What is everyone's view of the Fermi Paradox? In 1950, Enrico Fermi, who built the first nuclear reactor at the University of Chicago, posed the question: Where is everybody?
Unless they're approaching K1, we're unlikely to pick them up, period, by any method other than atmospheric compositions.
gross oversimplification of the math, but a good 1st order approximation...
Currently, our best scopes have trouble with 120 AU 0.25W - Inverse Square law. Our biggest commercial radio is 25 MW...100,000,000 times the power, so around 10,000× the range. so 1.2 1,200,000 AU, or 18.97 LY.

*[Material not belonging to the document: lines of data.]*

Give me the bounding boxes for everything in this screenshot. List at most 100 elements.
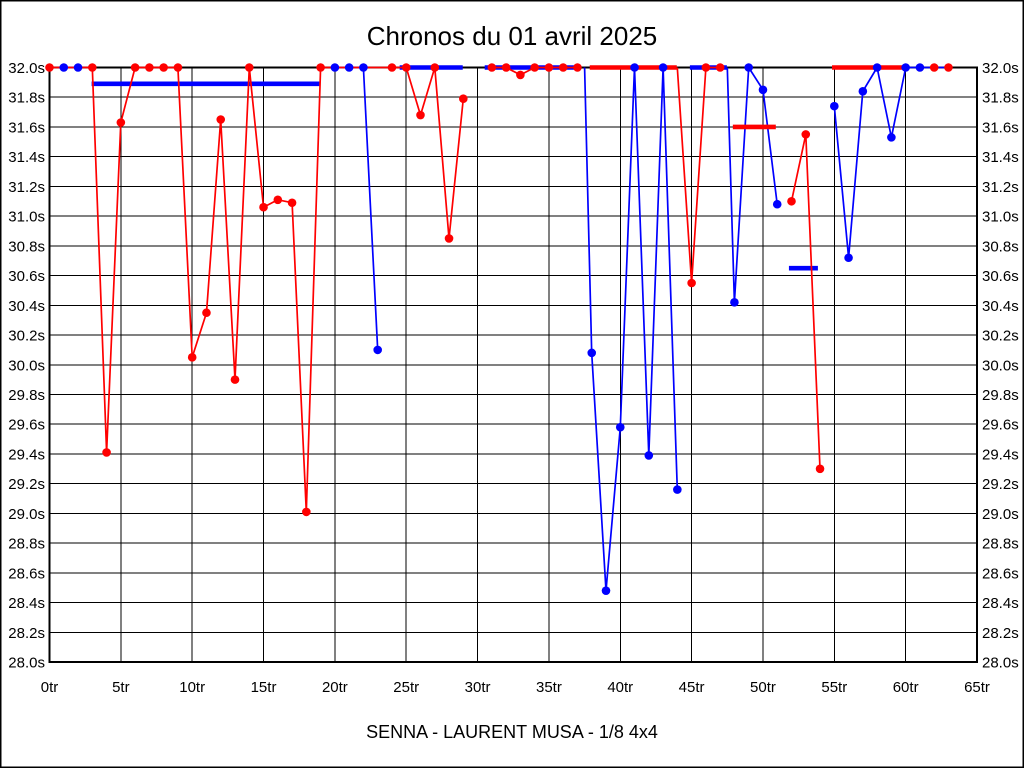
series-blue-run [334,66,379,350]
data-point-red [216,115,226,124]
data-point-blue [373,345,382,355]
data-point-blue [673,485,682,494]
data-point-blue [601,586,611,595]
chart-subtitle: SENNA - LAURENT MUSA - 1/8 4x4 [366,722,658,742]
data-point-blue [915,63,925,72]
y-axis-label-right: 30.6s [982,268,1019,285]
data-point-red [573,63,582,72]
data-point-blue [658,63,668,72]
x-axis-label: 0tr [41,679,59,696]
y-axis-label-left: 31.8s [8,90,45,107]
data-point-red [487,63,497,72]
data-point-blue [615,422,625,432]
y-axis-label-left: 31.2s [8,179,45,196]
data-point-blue [901,63,910,72]
series-blue-markers [59,63,925,595]
series-red-run [676,66,721,284]
series-red-markers [45,63,953,517]
y-axis-label-right: 31.2s [982,179,1019,196]
data-point-red [801,130,811,139]
y-axis-label-left: 29.4s [8,446,45,463]
axis-labels: 32.0s 32.0s 31.8s 31.8s 31.6s 31.6s 31.4s 31.4s… [8,60,1018,696]
y-axis-label-left: 28.0s [8,655,45,672]
y-axis-label-right: 30.0s [982,357,1019,374]
y-axis-label-right: 29.4s [982,446,1019,463]
x-axis-label: 60tr [893,679,919,696]
y-axis-label-left: 29.0s [8,506,45,523]
data-point-red [715,63,725,72]
y-axis-label-right: 31.4s [982,149,1019,166]
series-red-run [790,133,821,469]
y-axis-label-right: 31.6s [982,119,1019,136]
series-blue-run [583,66,679,592]
x-axis-label: 20tr [322,679,348,696]
y-axis-label-left: 32.0s [8,60,45,77]
y-axis-label-left: 30.2s [8,328,45,345]
data-point-blue [772,199,782,209]
data-point-red [130,63,140,72]
chart-title: Chronos du 01 avril 2025 [366,21,658,51]
y-axis-label-right: 31.0s [982,209,1019,226]
data-point-red [401,63,411,72]
data-point-red [187,353,197,362]
y-axis-label-right: 29.0s [982,506,1019,523]
data-point-red [102,448,111,457]
x-axis-label: 55tr [821,679,847,696]
data-point-red [316,63,325,72]
data-point-red [116,118,126,127]
x-axis-label: 40tr [607,679,633,696]
data-point-red [244,63,254,72]
data-point-blue [359,63,368,72]
y-axis-label-left: 28.2s [8,625,45,642]
y-axis-label-right: 30.4s [982,298,1019,315]
y-axis-label-left: 29.8s [8,387,45,404]
data-point-red [302,507,311,517]
x-axis-label: 25tr [393,679,419,696]
x-axis-label: 45tr [679,679,705,696]
x-axis-label: 30tr [465,679,491,696]
y-axis-label-right: 32.0s [982,60,1019,77]
data-point-red [416,110,425,120]
y-axis-label-right: 29.8s [982,387,1019,404]
y-axis-label-right: 28.6s [982,565,1019,582]
data-point-red [501,63,511,72]
y-axis-label-right: 29.6s [982,417,1019,434]
y-axis-label-left: 31.0s [8,209,45,226]
x-axis-label: 50tr [750,679,776,696]
data-point-red [530,63,539,72]
y-axis-label-right: 28.0s [982,655,1019,672]
data-point-blue [830,101,839,111]
y-axis-label-right: 28.8s [982,536,1019,553]
data-point-red [701,63,711,72]
y-axis-label-right: 31.8s [982,90,1019,107]
y-axis-label-right: 28.2s [982,625,1019,642]
data-point-blue [59,63,69,72]
data-point-blue [872,63,882,72]
data-point-blue [887,133,896,142]
data-point-blue [730,298,739,307]
data-point-red [544,63,554,72]
data-point-blue [73,63,83,72]
data-point-blue [630,63,639,72]
data-point-blue [744,63,753,72]
series-red-run [49,66,465,513]
x-axis-label: 15tr [251,679,277,696]
y-axis-label-left: 31.6s [8,119,45,136]
y-axis-label-right: 29.2s [982,476,1019,493]
y-axis-label-left: 28.4s [8,595,45,612]
data-point-red [815,464,825,474]
data-point-red [558,63,568,72]
data-point-red [687,278,696,288]
data-point-red [287,198,297,208]
x-axis-label: 65tr [964,679,990,696]
data-point-red [444,234,454,243]
y-axis-label-right: 30.2s [982,328,1019,345]
data-point-red [387,63,397,72]
data-point-blue [644,451,654,460]
y-axis-label-left: 30.0s [8,357,45,374]
data-point-red [273,195,283,205]
data-point-red [929,63,939,72]
y-axis-label-left: 28.8s [8,536,45,553]
data-point-red [259,202,268,212]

If we posit that V1 and V2 are only at 0.15 W, and the 150 AU value of cutoff from their estimates, it's still under 30 LY, around the average separation of stars in the F, G, and K types

If we accept only FGK as likely star types, they're simply a tiny increase in radio static.

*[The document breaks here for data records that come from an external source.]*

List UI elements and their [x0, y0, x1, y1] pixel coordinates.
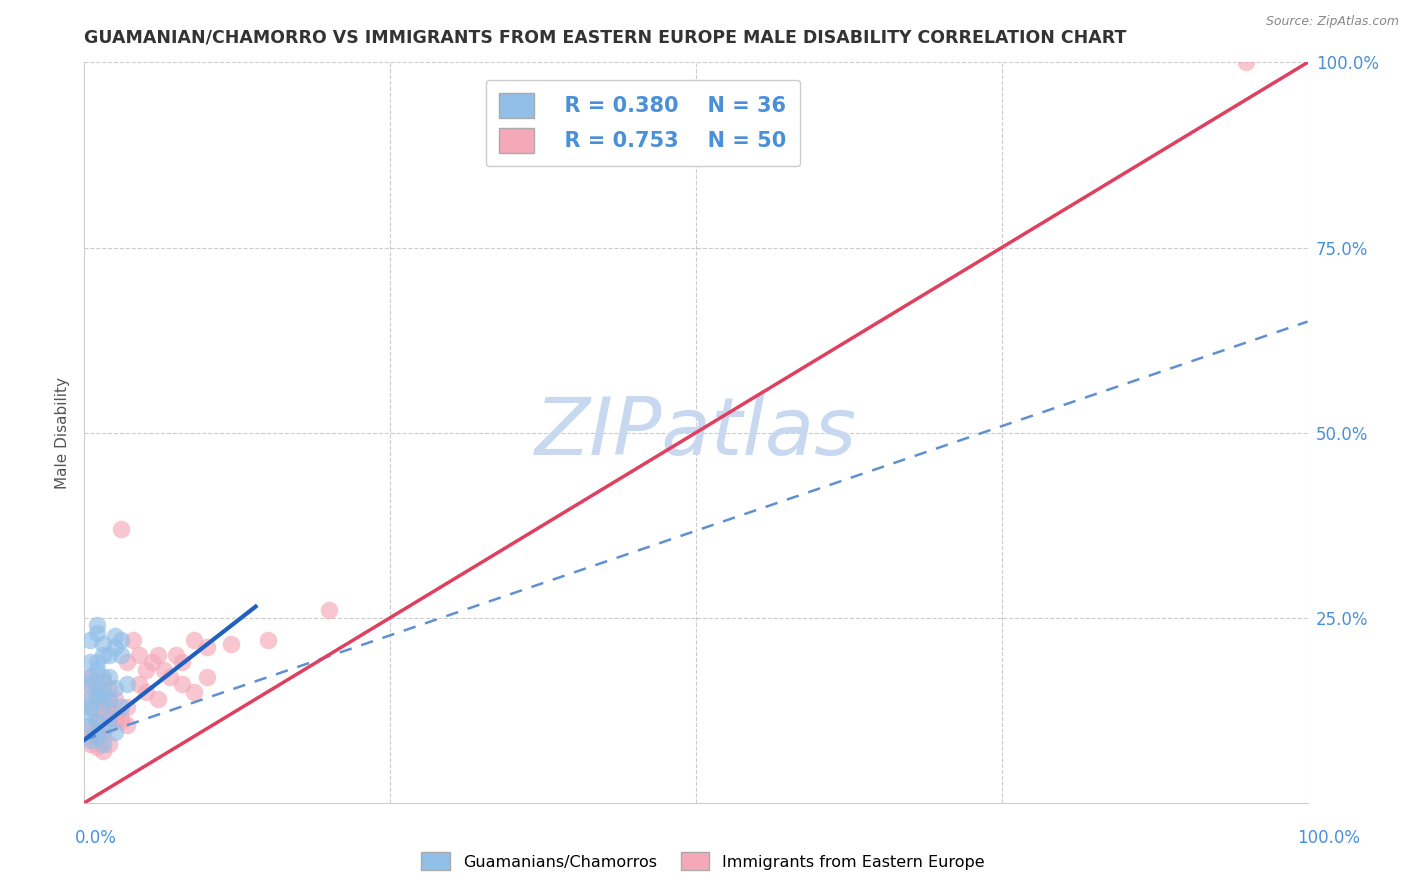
Point	[172, 655, 194, 669]
Point	[86, 677, 108, 691]
Point	[183, 685, 205, 699]
Point	[97, 737, 120, 751]
Point	[122, 632, 145, 647]
Legend:   R = 0.380    N = 36,   R = 0.753    N = 50: R = 0.380 N = 36, R = 0.753 N = 50	[485, 79, 800, 167]
Point	[104, 681, 127, 695]
Point	[79, 706, 101, 721]
Point	[195, 640, 218, 655]
Point	[86, 618, 108, 632]
Point	[91, 722, 114, 736]
Point	[91, 648, 114, 662]
Point	[97, 718, 120, 732]
Point	[159, 670, 181, 684]
Point	[91, 685, 114, 699]
Point	[104, 725, 127, 739]
Point	[79, 732, 101, 747]
Point	[110, 711, 132, 725]
Point	[91, 673, 114, 688]
Point	[86, 725, 108, 739]
Point	[128, 648, 150, 662]
Point	[97, 681, 120, 695]
Point	[257, 632, 280, 647]
Point	[172, 677, 194, 691]
Point	[135, 663, 157, 677]
Point	[1236, 55, 1258, 70]
Point	[104, 640, 127, 655]
Point	[86, 625, 108, 640]
Point	[79, 737, 101, 751]
Point	[135, 685, 157, 699]
Point	[115, 699, 138, 714]
Text: 0.0%: 0.0%	[75, 829, 117, 847]
Point	[86, 681, 108, 695]
Point	[79, 670, 101, 684]
Point	[104, 706, 127, 721]
Point	[79, 729, 101, 743]
Point	[153, 663, 176, 677]
Text: ZIPatlas: ZIPatlas	[534, 393, 858, 472]
Point	[86, 663, 108, 677]
Point	[79, 655, 101, 669]
Point	[79, 670, 101, 684]
Point	[110, 699, 132, 714]
Point	[91, 670, 114, 684]
Point	[97, 648, 120, 662]
Point	[104, 629, 127, 643]
Point	[183, 632, 205, 647]
Point	[79, 692, 101, 706]
Point	[110, 714, 132, 729]
Point	[97, 711, 120, 725]
Point	[86, 689, 108, 703]
Point	[79, 677, 101, 691]
Text: Source: ZipAtlas.com: Source: ZipAtlas.com	[1265, 15, 1399, 28]
Text: GUAMANIAN/CHAMORRO VS IMMIGRANTS FROM EASTERN EUROPE MALE DISABILITY CORRELATION: GUAMANIAN/CHAMORRO VS IMMIGRANTS FROM EA…	[84, 29, 1126, 47]
Point	[86, 692, 108, 706]
Point	[97, 670, 120, 684]
Point	[91, 729, 114, 743]
Point	[146, 648, 169, 662]
Point	[97, 692, 120, 706]
Point	[86, 714, 108, 729]
Point	[79, 699, 101, 714]
Point	[91, 703, 114, 717]
Point	[91, 737, 114, 751]
Point	[110, 648, 132, 662]
Point	[86, 655, 108, 669]
Point	[104, 692, 127, 706]
Point	[79, 718, 101, 732]
Point	[79, 722, 101, 736]
Point	[110, 522, 132, 536]
Point	[79, 699, 101, 714]
Point	[318, 603, 340, 617]
Point	[86, 729, 108, 743]
Point	[91, 637, 114, 651]
Point	[128, 677, 150, 691]
Point	[195, 670, 218, 684]
Point	[91, 706, 114, 721]
Legend: Guamanians/Chamorros, Immigrants from Eastern Europe: Guamanians/Chamorros, Immigrants from Ea…	[415, 846, 991, 877]
Point	[91, 744, 114, 758]
Text: 100.0%: 100.0%	[1298, 829, 1360, 847]
Point	[110, 632, 132, 647]
Point	[86, 714, 108, 729]
Point	[219, 637, 242, 651]
Point	[115, 718, 138, 732]
Point	[115, 677, 138, 691]
Point	[86, 740, 108, 755]
Point	[79, 685, 101, 699]
Point	[146, 692, 169, 706]
Point	[79, 632, 101, 647]
Point	[97, 696, 120, 710]
Point	[104, 711, 127, 725]
Point	[115, 655, 138, 669]
Point	[141, 655, 163, 669]
Y-axis label: Male Disability: Male Disability	[55, 376, 70, 489]
Point	[165, 648, 187, 662]
Point	[91, 696, 114, 710]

Further, the biggest wattage broadcasters are not unique on channel... so interference is going to render the data unrecoverable. Noise. Louder than normal static.

It's not that they're not out there, it's that none of them are close enough to pick up with reasonable radio assumptions, and even if we do, most of the detections will be simply louder noise than usual.

It's entirely possible that a significant fraction of the background radio might actually life all over the place watching broadcast TV.

As for watching I Love Lucy? Proxima is probably too far out to get a good signal.
 
"As for watching I Love Lucy? Proxima is probably too far out to get a good signal."
They just need to adjust the rabbit ears a little bit. :)
I am NOT amused. I've always hated posts like that. Serious D-move there. Disrespects me and the OP. And anyone else wanting this to be a serious discussion.

On a more realistic note, NOTHING ON TV is going to be decipherable, since the 50-some channels are all 3-5 signals per hemisphere, or more.
A quick look on wikipedia lists 45 or so stations on US channel 2 alone...
If they aren't in perfect phase (and they will NOT be in phase), it's going to be snow. No inteligible data .

Plus, being 1/1000 to 1/400 the maximum signal, that's 1/31.6 × the range to 1/20 the range. Either way, Alpha C C (Proxima's other name) ain't getting TV from earth in any meaningful way, tho if there are radio equipped folk, they are close enough that they might pick us up as a directional anomaly of stronger than normal background noise across our licensed radio spectra...

The Arecibo Message will only get received if someone has FTL... because it's target is 25 kLY away, and it was aimed for its "current location" – and nothing is expected to cross the beam... and 25 kLY is about 100× further than it's likely to be detectible. It was, simply put, a publicity stunt. And a waste of electrical power.